Wednesday, December 30, 2009

The Seduction of Sara

The Seduction of Sara by Karen Hawkins

Sara St. John, Lady Carrington, has been widowed for nearly a year after her husband, Julius, died after suffering a carriage accident while naked with his mistress. Sara had been desperately in love with her husband but her love had quickly withered and died after numerous dalliances, and she is determined never to allow herself to fall in love or give anyone the power to hurt her the way Julius did. Nicholas Montrose, the Earl of Bridgeton, has returned to England after numerous dissolute years in Paris after being banished by his cousin after trying to steal his fiance to gain her dowry. He knows he can never marry or produce children as he suffers from crippling migrains and he knows he will follow the same path as his mother did- he will turn to laudanum and eventually kill himself because of it. When Sara's brothers determine that she has spent the last year since Juilius' death creating far too much scandal they cut her off and banish her to Bath, which just happens to be the same place where Nicholas has taken up residence after winning an estate there at the card table. To escape her brothers' clutches Sara decides to marry, but her search is not going quite as planned.

When Nicholas and Sara first meet it is certainly lust at first cite and Nicholas decides that the innocent looking widow will quickly become his mistress. Unfortunately for him Sara is looking to become a wife and he watches her try and fail several times to coerce men she deems suitable into marriage. Eventually he offers Sara help in her endeavor but his assistance soon ends with her in a very compromising position just as her brothers storm in. They demand he marry her and to Sara's confusion he agrees and procures a special license to ensure it happens fast. Sara is nervous about marrying a man she knows so little about but knows she can make the best of it if they both try. Nick is equally sure that a marriage between them will never work out and he continually pushes her away and out of his life. He never wants her to see him when the headaches and laudanum have taken over his life and he goes to drastic measures to see to it that she gives up on the idea of saving him. But when he has completed his task Nick realizes he has just pushed away the only chance of love and happiness he's ever known and must win her back.

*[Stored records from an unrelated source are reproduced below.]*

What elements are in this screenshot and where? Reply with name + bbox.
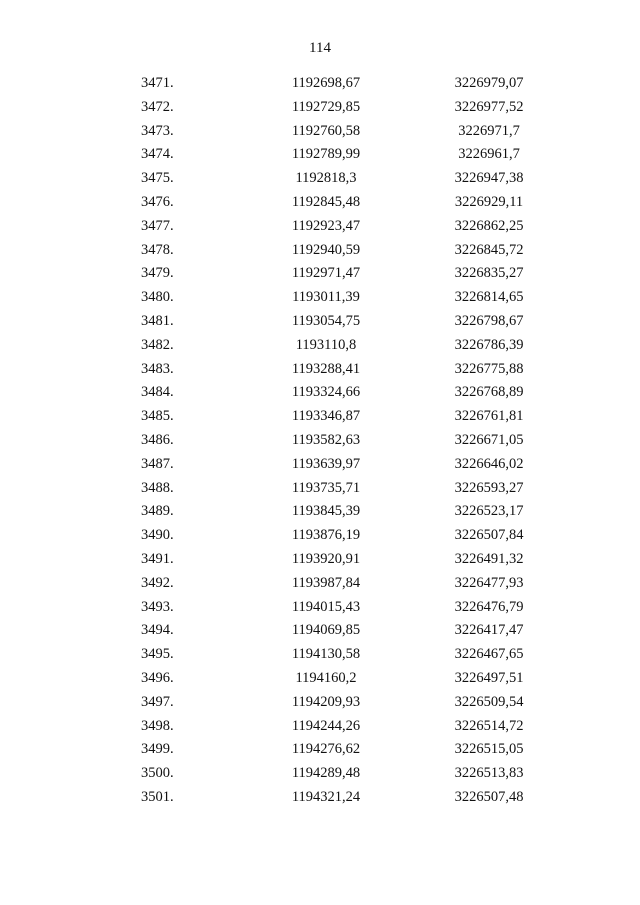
page-number: 114 [309, 40, 331, 56]
y-coordinate: 3226513,83 [454, 765, 524, 782]
point-number: 3488. [141, 479, 174, 496]
x-coordinate: 1192923,47 [291, 217, 361, 234]
table-row [0, 405, 640, 429]
table-row [0, 667, 640, 691]
table-row [0, 239, 640, 263]
y-coordinate: 3226509,54 [454, 693, 524, 710]
point-number: 3484. [141, 384, 174, 401]
point-number: 3482. [141, 336, 174, 353]
table-row [0, 596, 640, 620]
x-coordinate: 1193639,97 [291, 455, 361, 472]
point-number: 3474. [141, 146, 174, 163]
x-coordinate: 1194069,85 [291, 622, 361, 639]
x-coordinate: 1192698,67 [291, 75, 361, 91]
x-coordinate: 1194244,26 [291, 717, 361, 734]
x-coordinate: 1192729,85 [291, 98, 361, 115]
y-coordinate: 3226786,39 [454, 336, 524, 353]
point-number: 3471. [141, 75, 174, 91]
y-coordinate: 3226467,65 [454, 646, 524, 663]
table-row [0, 786, 640, 810]
x-coordinate: 1192818,3 [295, 170, 357, 187]
point-number: 3492. [141, 574, 174, 591]
x-coordinate: 1194160,2 [295, 669, 357, 686]
x-coordinate: 1194276,62 [291, 741, 361, 758]
table-row [0, 358, 640, 382]
table-row [0, 381, 640, 405]
y-coordinate: 3226761,81 [454, 408, 524, 425]
point-number: 3480. [141, 289, 174, 306]
table-row [0, 643, 640, 667]
table-row [0, 715, 640, 739]
y-coordinate: 3226775,88 [454, 360, 524, 377]
table-row [0, 72, 640, 96]
table-row [0, 167, 640, 191]
point-number: 3478. [141, 241, 174, 258]
y-coordinate: 3226798,67 [454, 312, 524, 329]
y-coordinate: 3226507,48 [454, 788, 524, 805]
x-coordinate: 1193845,39 [291, 503, 361, 520]
x-coordinate: 1194015,43 [291, 598, 361, 615]
point-number: 3493. [141, 598, 174, 615]
y-coordinate: 3226961,7 [458, 146, 520, 163]
y-coordinate: 3226515,05 [454, 741, 524, 758]
point-number: 3483. [141, 360, 174, 377]
y-coordinate: 3226768,89 [454, 384, 524, 401]
table-row [0, 310, 640, 334]
table-row [0, 429, 640, 453]
y-coordinate: 3226477,93 [454, 574, 524, 591]
point-number: 3485. [141, 408, 174, 425]
y-coordinate: 3226835,27 [454, 265, 524, 282]
table-row [0, 191, 640, 215]
point-number: 3487. [141, 455, 174, 472]
x-coordinate: 1192760,58 [291, 122, 361, 139]
point-number: 3498. [141, 717, 174, 734]
table-row [0, 453, 640, 477]
table-row [0, 143, 640, 167]
x-coordinate: 1194130,58 [291, 646, 361, 663]
point-number: 3472. [141, 98, 174, 115]
table-row [0, 762, 640, 786]
table-row [0, 524, 640, 548]
table-row [0, 215, 640, 239]
y-coordinate: 3226417,47 [454, 622, 524, 639]
y-coordinate: 3226476,79 [454, 598, 524, 615]
y-coordinate: 3226977,52 [454, 98, 524, 115]
table-row [0, 738, 640, 762]
table-row [0, 286, 640, 310]
point-number: 3491. [141, 550, 174, 567]
x-coordinate: 1193110,8 [295, 336, 357, 353]
x-coordinate: 1193582,63 [291, 431, 361, 448]
x-coordinate: 1193876,19 [291, 527, 361, 544]
point-number: 3500. [141, 765, 174, 782]
table-row [0, 120, 640, 144]
x-coordinate: 1192940,59 [291, 241, 361, 258]
point-number: 3497. [141, 693, 174, 710]
point-number: 3486. [141, 431, 174, 448]
y-coordinate: 3226947,38 [454, 170, 524, 187]
x-coordinate: 1193920,91 [291, 550, 361, 567]
point-number: 3476. [141, 193, 174, 210]
table-row [0, 334, 640, 358]
y-coordinate: 3226491,32 [454, 550, 524, 567]
x-coordinate: 1193735,71 [291, 479, 361, 496]
x-coordinate: 1194209,93 [291, 693, 361, 710]
table-row [0, 619, 640, 643]
point-number: 3499. [141, 741, 174, 758]
x-coordinate: 1192789,99 [291, 146, 361, 163]
point-number: 3494. [141, 622, 174, 639]
point-number: 3496. [141, 669, 174, 686]
y-coordinate: 3226929,11 [454, 193, 524, 210]
y-coordinate: 3226979,07 [454, 75, 524, 91]
x-coordinate: 1193288,41 [291, 360, 361, 377]
y-coordinate: 3226514,72 [454, 717, 524, 734]
point-number: 3501. [141, 788, 174, 805]
y-coordinate: 3226497,51 [454, 669, 524, 686]
coordinates-table [0, 72, 640, 810]
x-coordinate: 1193054,75 [291, 312, 361, 329]
table-row [0, 548, 640, 572]
x-coordinate: 1193324,66 [291, 384, 361, 401]
point-number: 3473. [141, 122, 174, 139]
y-coordinate: 3226845,72 [454, 241, 524, 258]
y-coordinate: 3226523,17 [454, 503, 524, 520]
point-number: 3481. [141, 312, 174, 329]
y-coordinate: 3226671,05 [454, 431, 524, 448]
y-coordinate: 3226862,25 [454, 217, 524, 234]
x-coordinate: 1193346,87 [291, 408, 361, 425]
point-number: 3475. [141, 170, 174, 187]
table-row [0, 262, 640, 286]
x-coordinate: 1192971,47 [291, 265, 361, 282]
x-coordinate: 1194321,24 [291, 788, 361, 805]
x-coordinate: 1192845,48 [291, 193, 361, 210]
point-number: 3495. [141, 646, 174, 663]
y-coordinate: 3226971,7 [458, 122, 520, 139]
point-number: 3489. [141, 503, 174, 520]
x-coordinate: 1193987,84 [291, 574, 361, 591]
y-coordinate: 3226593,27 [454, 479, 524, 496]
y-coordinate: 3226814,65 [454, 289, 524, 306]
table-row [0, 477, 640, 501]
x-coordinate: 1193011,39 [292, 289, 360, 306]
table-row [0, 691, 640, 715]
table-row [0, 96, 640, 120]
table-row [0, 572, 640, 596]
y-coordinate: 3226646,02 [454, 455, 524, 472]
point-number: 3479. [141, 265, 174, 282]
point-number: 3490. [141, 527, 174, 544]
point-number: 3477. [141, 217, 174, 234]
y-coordinate: 3226507,84 [454, 527, 524, 544]
x-coordinate: 1194289,48 [291, 765, 361, 782]
table-row [0, 500, 640, 524]
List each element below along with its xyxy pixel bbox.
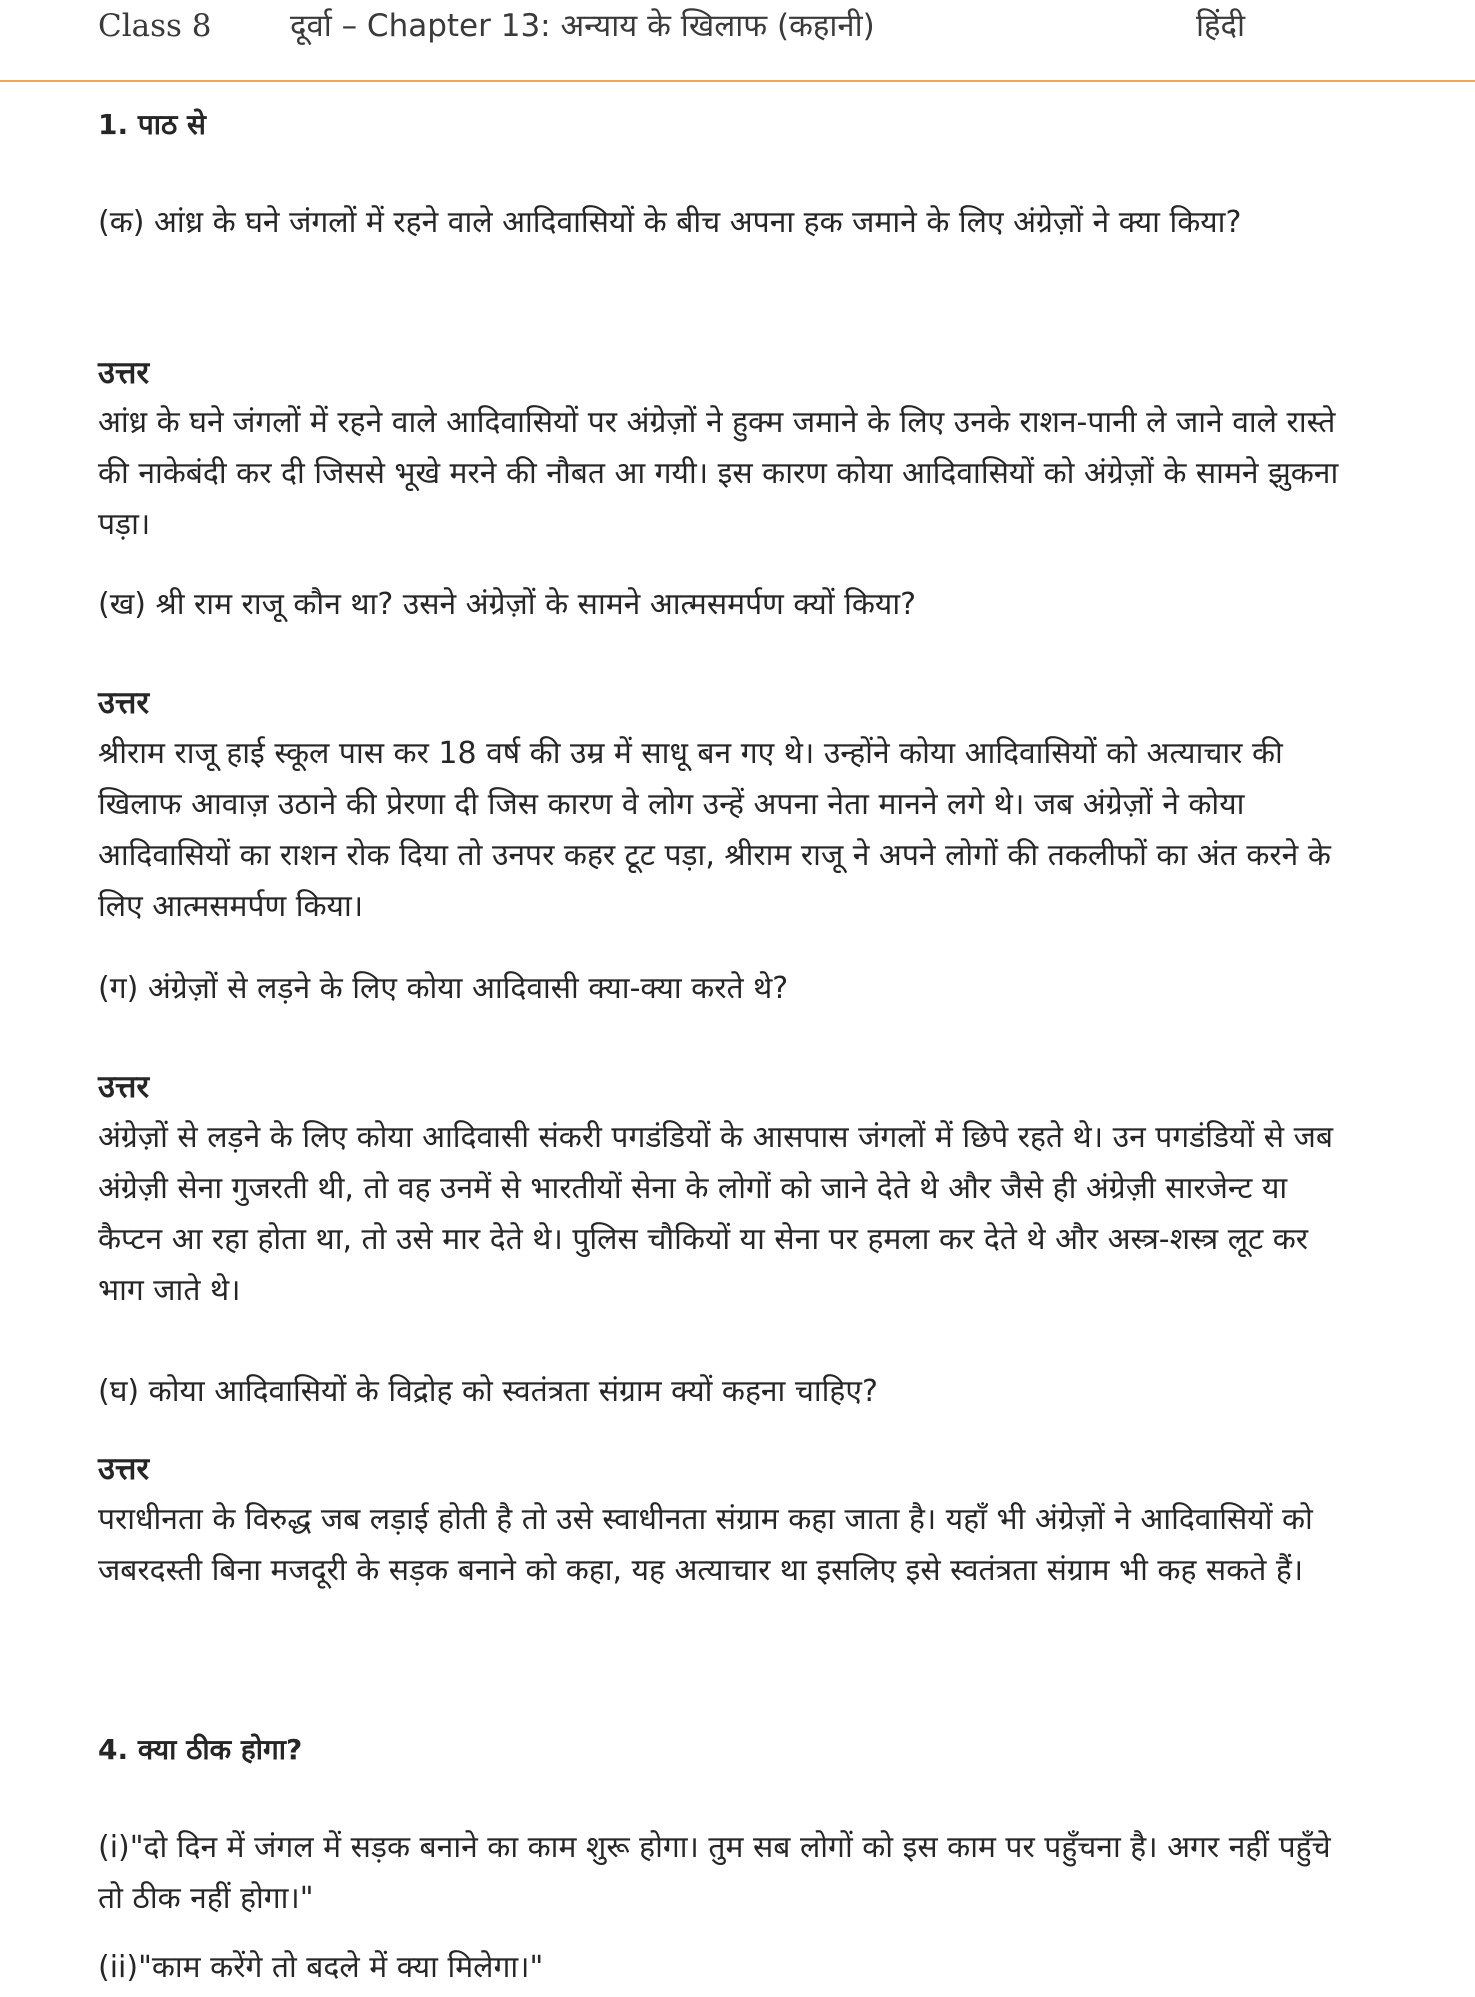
question-kha: (ख) श्री राम राजू कौन था? उसने अंग्रेज़ों के सामने आत्मसमर्पण क्यों किया?: [98, 587, 917, 622]
question-ga: (ग) अंग्रेज़ों से लड़ने के लिए कोया आदिवासी क्या-क्या करते थे?: [98, 971, 789, 1006]
answer-kha: श्रीराम राजू हाई स्कूल पास कर 18 वर्ष की उम्र में साधू बन गए थे। उन्होंने कोया आदिवासियों को अत्याचार की खिलाफ आवाज़ उठाने की प्रेरणा दी जिस कारण वे लोग उन्हें अपना नेता मानने लगे थे। जब अंग्रेज़ों ने कोया आदिवासियों का राशन रोक दिया तो उनपर कहर टूट पड़ा, श्रीराम राजू ने अपने लोगों की तकलीफों का अंत करने के लिए आत्मसमर्पण किया।: [98, 736, 1331, 924]
page-header: [0, 0, 1475, 82]
answer-label-ka: उत्तर: [98, 355, 150, 391]
answer-label-gha: उत्तर: [98, 1451, 150, 1487]
answer-ka: आंध्र के घने जंगलों में रहने वाले आदिवासियों पर अंग्रेज़ों ने हुक्म जमाने के लिए उनके राशन-पानी ले जाने वाले रास्ते की नाकेबंदी कर दी जिससे भूखे मरने की नौबत आ गयी। इस कारण कोया आदिवासियों को अंग्रेज़ों के सामने झुकना पड़ा।: [98, 405, 1339, 542]
answer-label-kha: उत्तर: [98, 685, 150, 721]
quote-item-1: (i)"दो दिन में जंगल में सड़क बनाने का काम शुरू होगा। तुम सब लोगों को इस काम पर पहुँचना है। अगर नहीं पहुँचे तो ठीक नहीं होगा।": [98, 1830, 1331, 1916]
answer-gha: पराधीनता के विरुद्ध जब लड़ाई होती है तो उसे स्वाधीनता संग्राम कहा जाता है। यहाँ भी अंग्रेज़ों ने आदिवासियों को जबरदस्ती बिना मजदूरी के सड़क बनाने को कहा, यह अत्याचार था इसलिए इसे स्वतंत्रता संग्राम भी कह सकते हैं।: [98, 1502, 1313, 1588]
answer-label-ga: उत्तर: [98, 1069, 150, 1105]
section-title-kya-theek-hoga: 4. क्या ठीक होगा?: [98, 1733, 303, 1766]
question-gha: (घ) कोया आदिवासियों के विद्रोह को स्वतंत्रता संग्राम क्यों कहना चाहिए?: [98, 1374, 878, 1409]
subject-label: हिंदी: [1196, 8, 1245, 44]
section-title-path-se: 1. पाठ से: [98, 108, 206, 141]
chapter-title: दूर्वा – Chapter 13: अन्याय के खिलाफ (कहानी): [290, 8, 875, 44]
answer-ga: अंग्रेज़ों से लड़ने के लिए कोया आदिवासी संकरी पगडंडियों के आसपास जंगलों में छिपे रहते थे। उन पगडंडियों से जब अंग्रेज़ी सेना गुजरती थी, तो वह उनमें से भारतीयों सेना के लोगों को जाने देते थे और जैसे ही अंग्रेज़ी सारजेन्ट या कैप्टन आ रहा होता था, तो उसे मार देते थे। पुलिस चौकियों या सेना पर हमला कर देते थे और अस्त्र-शस्त्र लूट कर भाग जाते थे।: [98, 1120, 1333, 1308]
class-label: Class 8: [98, 8, 212, 44]
question-ka: (क) आंध्र के घने जंगलों में रहने वाले आदिवासियों के बीच अपना हक जमाने के लिए अंग्रेज़ों ने क्या किया?: [98, 205, 1242, 240]
quote-item-2: (ii)"काम करेंगे तो बदले में क्या मिलेगा।": [98, 1950, 544, 1985]
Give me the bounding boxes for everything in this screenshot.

I could quickly tell that I would enjoy this book far more than Hawkin's MacLean series which were a tad too fluffy and fast for even me. Not mention there was that weird little curse where they controlled the weather. I really liked Sara and the way she was determined to take control of her own life by shucking her brothers' completely overbearing control. However, I did feel as they she went about it in a way that actually played right into their hands. Although she was trying to find a husband who would let her live her own life, it still seemed as though she was bucking the system by... giving in to the system. A tad confusing. One of the men that Sara attempts to marry faints as she tries to kiss her and Nicholas reveals later that it is because he is not attracted to woman (he's gay). While breaking this news to Sara he also imparts that this man is "a man who has forgotten he is a man." I understand that at the time period that was probably a very accurate belief, I have read other novels where a side- character's homosexuality is handled in a much better way. I don't need complete historical accuracy as also at the time said man would have been guilty of a punishable crime.

One of the first things I realized about this book was that Hawkin's was at least at one time, a much better sexy writer than she is now. A common thread among the MacLean's was a near total abscene of sex, and although it wasn't exactly superb or super steamy the sexy in this book was far better and much more prolific. A hero with a secret malady he is convinced will lead to his ruination and so he pushes the woman he loves away. It is quite an annoying plot to be honest as the reader knows that if the damn hero will just open his mouth and take the woman into his confidence she will tell him it doesn't matter and the two will live happily ever after. It was equally annoying here and it was made even worse by the horrible trick he used to push her away. Despite the fact that it "did not mean anything" it still was a nasty thing to do and Sara should really have put him through his paces a bit more. I know very little about the migraine headaches Nicholas suffers from but I do know that there is no quick fix for them so I was glad that the book ends on a bit of a question as to that little issue- although we do know he's not going to die of them, we don't know that everything has been magically cured.

Rating: Fun, fast, enjoyable, a little bit frustrating and annoying. A satisfying read.